I wrote a tongue-in-cheek column not long ago about spousal abuse. The serious joke is that advocates actually believe it's abusive if a man yells, or is emotionally abusive if he withholds affection, and that these things are grounds for battering charges.
These same advocates mislead the public into thinking domestic violence is a male trait, never mentioning studies like that by the Journal of Marriage and Family which found1.8 million women annually, but 2 million men annually are subject to one or more assaults from their spouse or live in.
Or the Children's Rights Coalition survey of state child-protective service agencies which found that mothers abuse children at a rate almost double men.
Or a widely-quoted study by UNH researcher Murray Straus that concludes women are more likely to be initiators of violence. Yet, it is women who can almost get a restraining order over the phone, then fathers who are sentenced without a trial to the gutter.
In Claremont, if a woman gets a restraining order, and according to one local lawyer, "they give them out like candy," the man is simply presumed guilty, given about 15 minutes to get his personal belongings and left out on the street. And, if he violates that restraining order, say, by going to see his children, he could be thrown in jail.
New Hampshire's most famous "batterer," Stephen Sarno, who hit his wife when he caught her in bed with another man, got 90 days in jail six months later for writing her three letters--three letters she said he could write, then turned him in for violating the restraining order. In the letters, by the way, Steve is merely asking his wife to bury the hatchet enough to work out what is best for the children. of course, Stephen is up against the same unit millions of other fathers are up against, and what father's rights advocates call "malcontent moms." These are mothers who routinely interfere with whatever meager visitation the father gets. Mothers who routinely falsely accuse fathers of stalking, sexual assault, abuse, non-payment of support.
Between 1989 and 1991 false accusations of child molestations against fathers rose almost 500%. A previous study found that up to 90% of all child molestation accusations against fathers were unfounded. There is almost never a penalty for false accusations.
Is it any wonder many dads simply drop out?
And, if the father does get the children, he'll probably get no support. According to the U.S. Dept. of Health and Human Services, of 2,000,000 custodial fathers in the country caring for 3,000,000 children, and 488,000 rearing children born out of wedlock, only 80,000 receive any child support at all. That's about three percent.
So, when you read that Gordon and Marcia Clark are having custody problems, remember, it's not Gordon the deadbeat dad who didn't want the children, but Marcia the malcontent mom who didn't want him to have them.Though he had time and desire, she wanted him to pay a babysitter.
Next time you hear about deadbeat dads, come down to Monadnock Park and meet some dads who live the fact that they can't work on their kid's skills at home because they don't live in that home with their kids.

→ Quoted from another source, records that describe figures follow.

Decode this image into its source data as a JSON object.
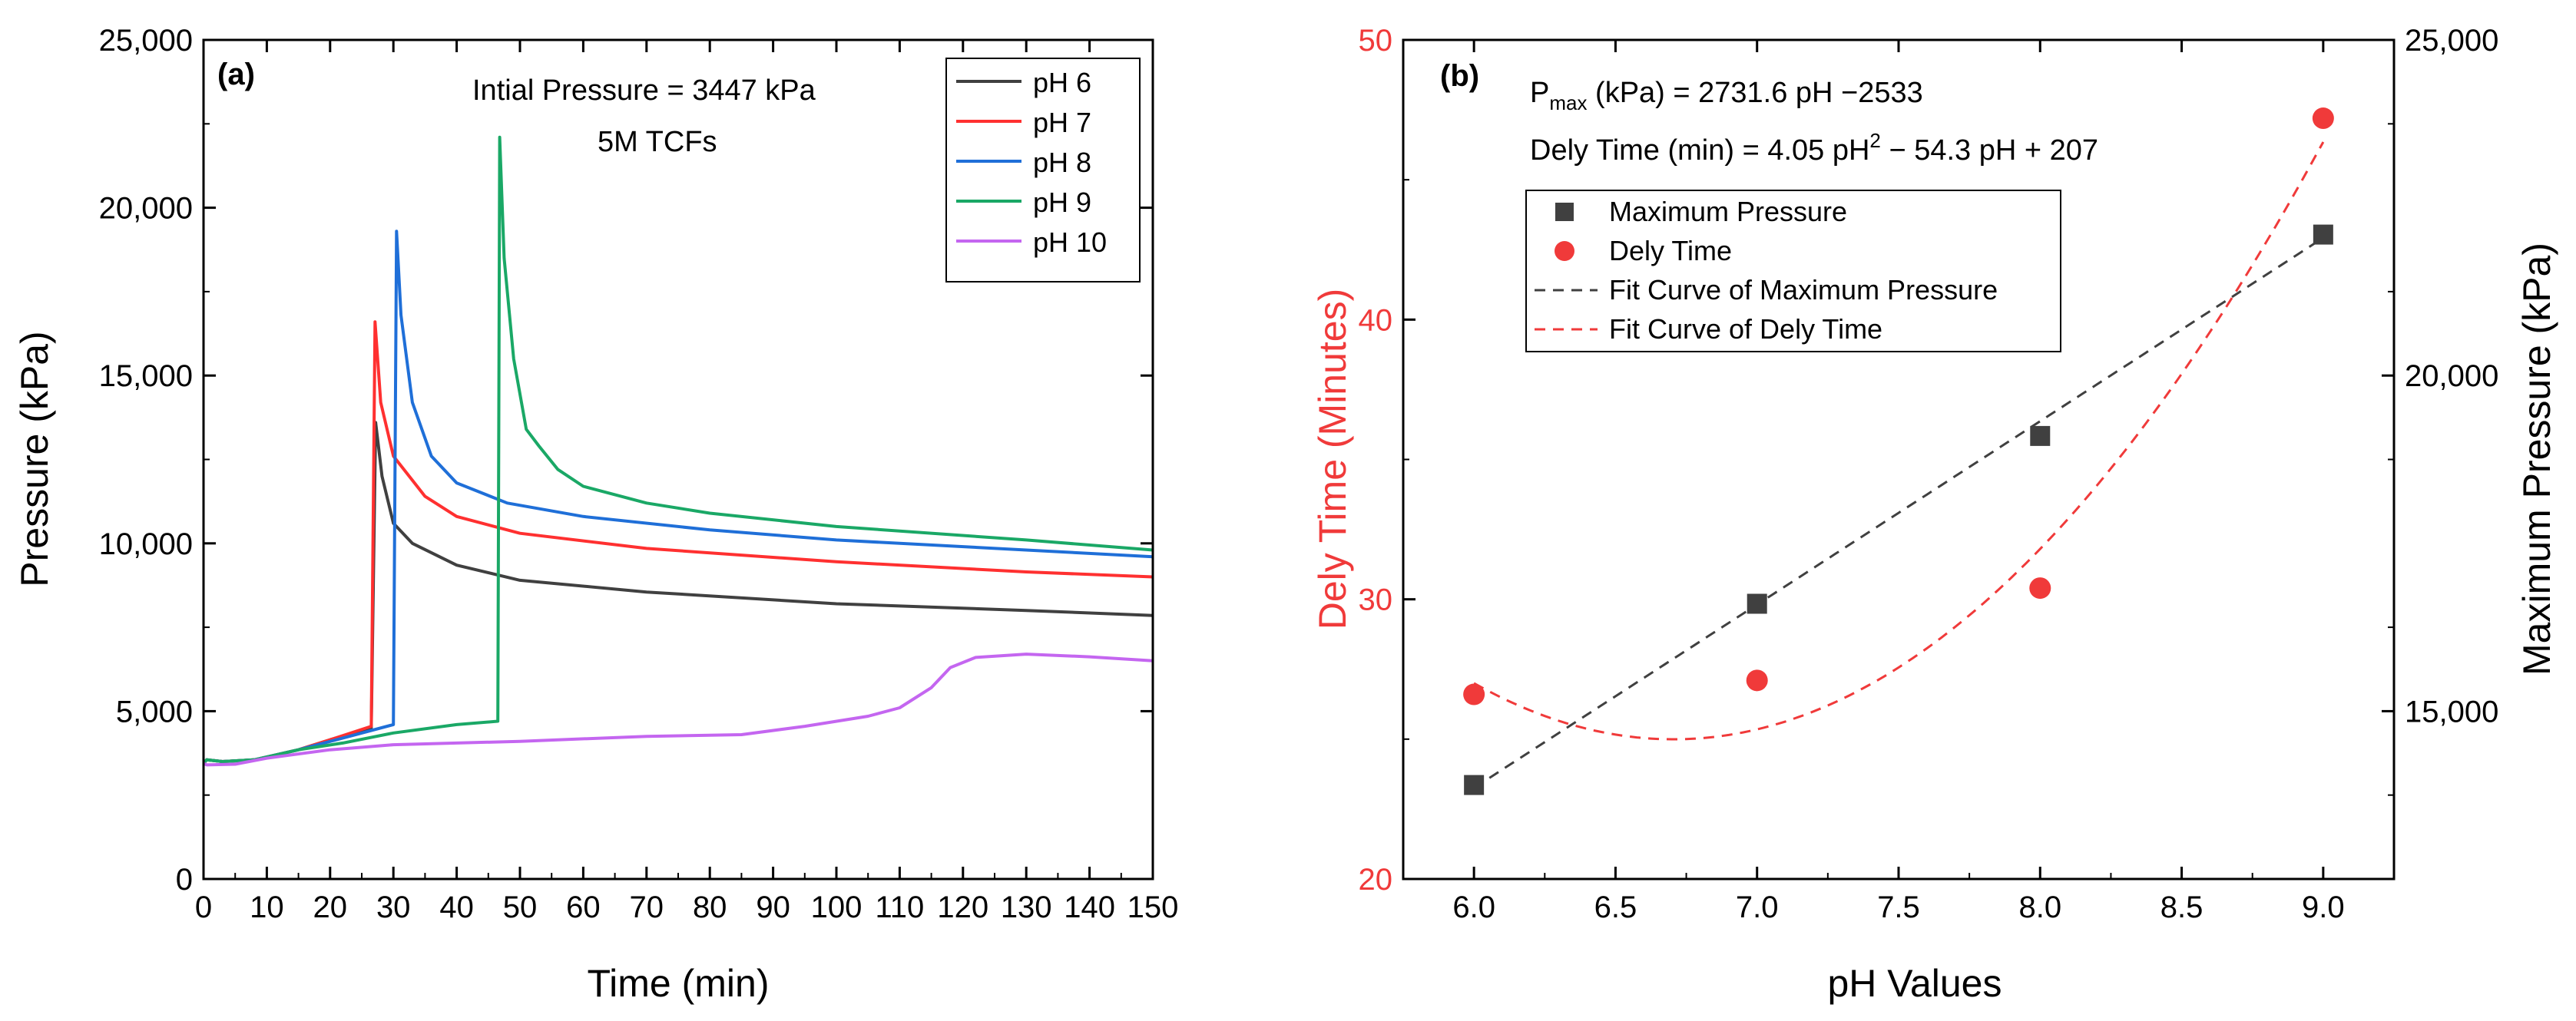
{
  "chart_data": [
    {
      "panel_label": "(a)",
      "type": "line",
      "xlabel": "Time (min)",
      "ylabel": "Pressure (kPa)",
      "xlim": [
        0,
        150
      ],
      "ylim": [
        0,
        25000
      ],
      "xticks": [
        0,
        10,
        20,
        30,
        40,
        50,
        60,
        70,
        80,
        90,
        100,
        110,
        120,
        130,
        140,
        150
      ],
      "yticks": [
        0,
        5000,
        10000,
        15000,
        20000,
        25000
      ],
      "yticklabels": [
        "0",
        "5,000",
        "10,000",
        "15,000",
        "20,000",
        "25,000"
      ],
      "annotations": [
        "Intial Pressure = 3447 kPa",
        "5M TCFs"
      ],
      "legend_position": "top-right",
      "series": [
        {
          "name": "pH 6",
          "color": "#404040",
          "points": [
            [
              0,
              3447
            ],
            [
              0.5,
              3550
            ],
            [
              3,
              3500
            ],
            [
              8,
              3550
            ],
            [
              15,
              3850
            ],
            [
              20,
              4150
            ],
            [
              26.5,
              4500
            ],
            [
              27.2,
              13600
            ],
            [
              28.2,
              12000
            ],
            [
              30,
              10600
            ],
            [
              33,
              10000
            ],
            [
              40,
              9350
            ],
            [
              50,
              8900
            ],
            [
              70,
              8550
            ],
            [
              100,
              8200
            ],
            [
              130,
              8000
            ],
            [
              150,
              7850
            ]
          ]
        },
        {
          "name": "pH 7",
          "color": "#ff3030",
          "points": [
            [
              0,
              3447
            ],
            [
              0.5,
              3550
            ],
            [
              3,
              3500
            ],
            [
              8,
              3550
            ],
            [
              15,
              3850
            ],
            [
              20,
              4150
            ],
            [
              26.5,
              4550
            ],
            [
              27.1,
              16600
            ],
            [
              28,
              14200
            ],
            [
              30,
              12600
            ],
            [
              35,
              11400
            ],
            [
              40,
              10800
            ],
            [
              50,
              10300
            ],
            [
              70,
              9850
            ],
            [
              100,
              9450
            ],
            [
              130,
              9150
            ],
            [
              150,
              9000
            ]
          ]
        },
        {
          "name": "pH 8",
          "color": "#1f6fd8",
          "points": [
            [
              0,
              3447
            ],
            [
              0.5,
              3550
            ],
            [
              3,
              3500
            ],
            [
              8,
              3550
            ],
            [
              15,
              3850
            ],
            [
              22,
              4200
            ],
            [
              30,
              4600
            ],
            [
              30.5,
              19300
            ],
            [
              31.2,
              16800
            ],
            [
              33,
              14200
            ],
            [
              36,
              12600
            ],
            [
              40,
              11800
            ],
            [
              48,
              11200
            ],
            [
              60,
              10800
            ],
            [
              80,
              10400
            ],
            [
              100,
              10100
            ],
            [
              130,
              9800
            ],
            [
              150,
              9600
            ]
          ]
        },
        {
          "name": "pH 9",
          "color": "#1aa866",
          "points": [
            [
              0,
              3447
            ],
            [
              0.5,
              3550
            ],
            [
              3,
              3500
            ],
            [
              8,
              3550
            ],
            [
              15,
              3850
            ],
            [
              22,
              4050
            ],
            [
              30,
              4350
            ],
            [
              40,
              4600
            ],
            [
              46.5,
              4700
            ],
            [
              46.8,
              22100
            ],
            [
              47.5,
              18500
            ],
            [
              49,
              15500
            ],
            [
              51,
              13400
            ],
            [
              53,
              12900
            ],
            [
              56,
              12200
            ],
            [
              60,
              11700
            ],
            [
              70,
              11200
            ],
            [
              80,
              10900
            ],
            [
              100,
              10500
            ],
            [
              130,
              10100
            ],
            [
              150,
              9800
            ]
          ]
        },
        {
          "name": "pH 10",
          "color": "#c466f0",
          "points": [
            [
              0,
              3447
            ],
            [
              0.5,
              3400
            ],
            [
              5,
              3420
            ],
            [
              10,
              3600
            ],
            [
              20,
              3850
            ],
            [
              30,
              4000
            ],
            [
              50,
              4100
            ],
            [
              70,
              4250
            ],
            [
              85,
              4300
            ],
            [
              95,
              4550
            ],
            [
              105,
              4850
            ],
            [
              110,
              5100
            ],
            [
              115,
              5700
            ],
            [
              118,
              6300
            ],
            [
              122,
              6600
            ],
            [
              130,
              6700
            ],
            [
              140,
              6620
            ],
            [
              150,
              6500
            ]
          ]
        }
      ]
    },
    {
      "panel_label": "(b)",
      "type": "scatter",
      "xlabel": "pH Values",
      "ylabel_left": "Dely Time (Minutes)",
      "ylabel_right": "Maximum Pressure (kPa)",
      "xlim": [
        5.75,
        9.25
      ],
      "ylim_left": [
        20,
        50
      ],
      "ylim_right": [
        12500,
        25000
      ],
      "xticks": [
        6.0,
        6.5,
        7.0,
        7.5,
        8.0,
        8.5,
        9.0
      ],
      "xticklabels": [
        "6.0",
        "6.5",
        "7.0",
        "7.5",
        "8.0",
        "8.5",
        "9.0"
      ],
      "yticks_left": [
        20,
        30,
        40,
        50
      ],
      "yticklabels_left": [
        "20",
        "30",
        "40",
        "50"
      ],
      "yticks_right": [
        15000,
        20000,
        25000
      ],
      "yticklabels_right": [
        "15,000",
        "20,000",
        "25,000"
      ],
      "equation_pmax": {
        "prefix": "P",
        "sub": "max",
        "rest": " (kPa) = 2731.6 pH −2533"
      },
      "equation_delay": {
        "prefix": "Dely Time (min) = 4.05 pH",
        "sup": "2",
        "rest": " − 54.3 pH + 207"
      },
      "colors": {
        "pressure": "#404040",
        "delay": "#f03a3a"
      },
      "series": [
        {
          "name": "Maximum Pressure",
          "axis": "right",
          "marker": "square",
          "x": [
            6,
            7,
            8,
            9
          ],
          "y": [
            13900,
            16600,
            19100,
            22100
          ]
        },
        {
          "name": "Dely Time",
          "axis": "left",
          "marker": "circle",
          "x": [
            6,
            7,
            8,
            9
          ],
          "y": [
            26.6,
            27.1,
            30.4,
            47.2
          ]
        },
        {
          "name": "Fit Curve of Maximum Pressure",
          "axis": "right",
          "fit": "linear",
          "coef": {
            "slope": 2731.6,
            "intercept": -2533
          },
          "x_range": [
            6,
            9
          ]
        },
        {
          "name": "Fit Curve of Dely Time",
          "axis": "left",
          "fit": "quadratic",
          "coef": {
            "a": 4.05,
            "b": -54.3,
            "c": 207
          },
          "x_range": [
            6,
            9
          ]
        }
      ]
    }
  ]
}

Somehow, the state and media got together and decided the only thing dads were good or was support money, and they buried the real story--fathers systematically denied access to their own flesh and blood.
She was born in San Jose, California.
As I said in my post to you above, the "somehow" is that women have control over how most money is spent.
And the businesses that pay for media commericals know this.
And the politicians, where it's not also a matter of campaign contributions, are still at the mercy of the mind of the voters, which is shaped by the media acting under the influence of advertisers at the mercy of the buying habits of women.
And there you have it.
We do realize that many of those "sperm donors" will have families, we just happen to think that the persons responsible for creating the child should be held financially responsible for supporting it. A person deceived into believing they are biologically responsible should not be held financially responsible.